Weer een paapje minder
In september trekken er duizenden vogels door. Vele vliegen ’s nachts. ’s Nachts vliegen is veiliger, overdag kunnen ze uitrusten en eten. Maar overdag is er meer risico op het met afstand grootste gevaar tijdens de trek: de mens.
Iedere herfst en lente moeten trekvogels over een gigantisch leger schietende mannen en een groeiend aantal vrouwen zien te komen. In Nederland beperken we ons officieel tot een paar soorten maar in andere landen wordt er naar hartenlust geknald op kieviten, grutto’s, wielewalen, zomertortels, kiekendieven, joe neem it. Volgens The European hunting federation zijn er 6,7 miljoen jagers in Europa. Op hun website gaat het vooral over natuurbescherming, want de mensen moeten de indruk krijgen dat dieren doodschieten goed is voor die dieren.
Enfin, het landschap is een groter gevaar, zeker in Nederland. Maar ook in de rest van Europa worden paapjes zeldzaam. Dat komt vooral doordat ze kruiden- en insectenrijke graslanden of heiden nodig hebben. Vrijwel alle productiegraslanden bestaan uit één soort gras. Die graslanden worden ontwaterd, zwaar bemest, en om de haverklap gemaaid. In het Journal for Nature Conservation van april 2020 staat een onderzoek waaruit blijkt dat intensief maaien de grootste oorzaak is van de teloorgang van de paapjes. En dan gaan ze nog op trek ook.

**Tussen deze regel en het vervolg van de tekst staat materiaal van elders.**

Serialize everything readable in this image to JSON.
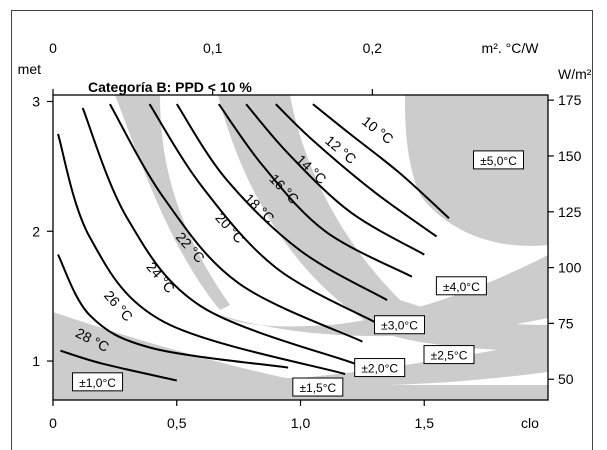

In Nederland is de dichtheid aan en drukte van wegen funest. Ik zie uit de auto regelmatig dode dieren langs de weg, al blijven dode dieren slechts kort liggen. De vogel op de foto lag langs een rustige maar kaarsrechte polderweg in Zuid-Flevoland waar lekker doorgereden wordt. De auto op de achtergrond reed juist langzaam en heeft nog nooit een vogel doodgereden.
Van dichtbij is goed te zien hoe mooi zo’n vogeltje is, al komt zijn of haar oranjerode borst niet uit de verf. Roestbruine rug met zwarte vlekjes, witte staartbasis, lichte wenkbrauw. Weer een paapje minder.